Le point le plus important est que les composants sont testés en fonction de leur criticité. Dans l’avionique, le matériel utilisé est déjà certifié, et ses conditions d’utilisation sont clairement documentées et définies. Par exemple, dans l’avionique, si un composant est classé E (avarie sans conséquence sur le système), seuls des tests unitaires sont exigés. En revanche, pour un composant classé A (avarie provoquant une catastrophe), les tests suivants sont obligatoires :

  • couverture complète du code (chaque test, chaque décision)
  • méthodologies de développement, de tests, de documentation documentées, tracées, et validées
  • vérification formelle du code, des spécifications, des tests
  • validation par une équipe indépendante

Les tests portent aussi évidemment sur le matériel et les logiciels utilisés. Sont généralement testés :

  • les outils, notamment le compilateur et l’éditeur de liens. Par exemple, si le compilateur optimise du code, on teste que le binaire vérifie les mêmes invariants
  • la conformité du code compilé avec le code dans sa version langage

Conclusion

Certes, il existe un monde entre l’embarqué, notamment le temps réel, et une application critique de banque-finance. Cependant, il y a du bon à prendre pour nous.

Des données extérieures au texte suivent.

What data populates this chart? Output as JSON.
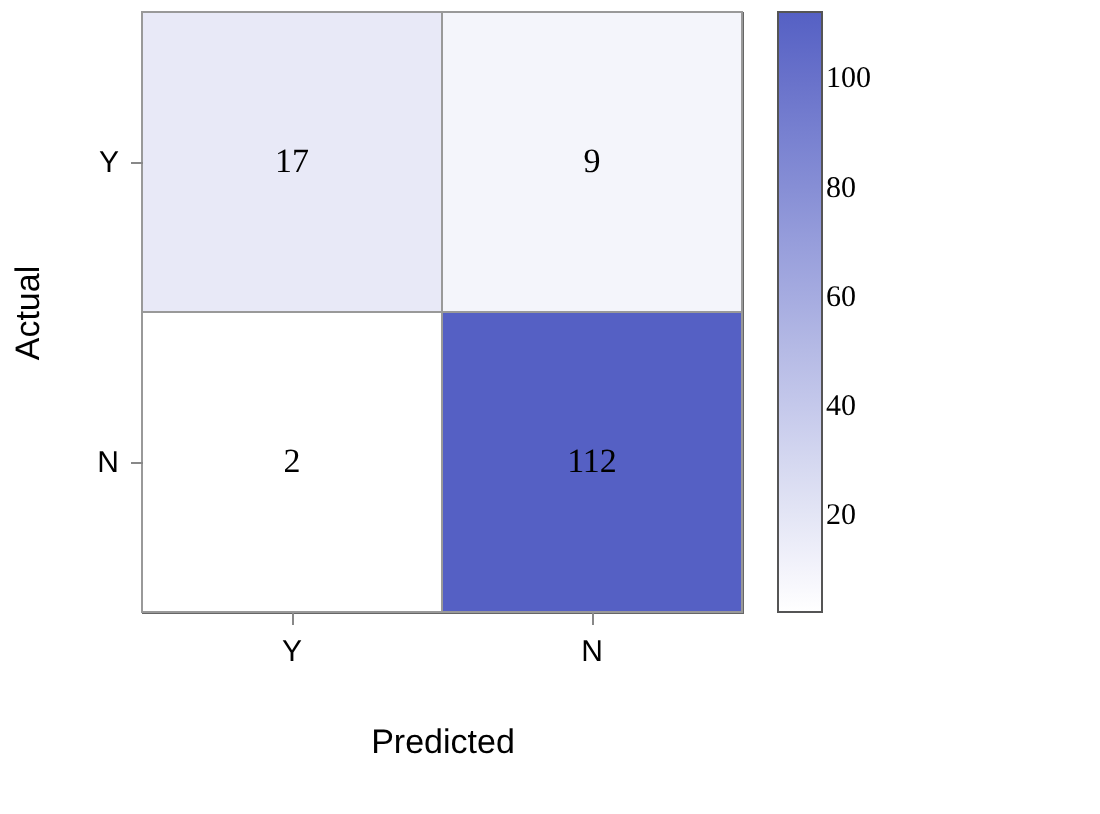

L’aspect le plus intéressant, c’est la classification des composants par criticité vis-à-vis du système. Les budgets n’étant pas extensibles, c’est sur les plus critiques que doit porter l’effort de test. Évident, mais bon à rappeler.

Le second point porte sur la pauvreté absolue des solutions mises en place pour le test. JUnit est un standard de fait, utilisé sans considération sur la criticité. Pourquoi ne pas développer une solution de tests propre ? Son coût ? Quelques mois. Ses avantages ? Accélérer la recette. Pourquoi se restreindre à un framework de tests ? Pourquoi ne pas inclure la validation par des règles métier, via un moteur de règles ? JBoss Drools, pour rester sur Java, nous offre une plateforme sûre et suffisante à cette fin.

Enfin, une lueur d’espoir est apportée par le BDD. Tester en BDD, c’est garantir une adéquation entre les spécifications et le code. C’est un moyen simple et collaboratif de mettre d’accord MOA et MOE. En particulier, c’est une solution viable pour impliquer durablement la MOA. Le BDD est-il la solution à tous les maux ? Pas forcément, ne serait-ce que pour la culture du test qu’il nécessite.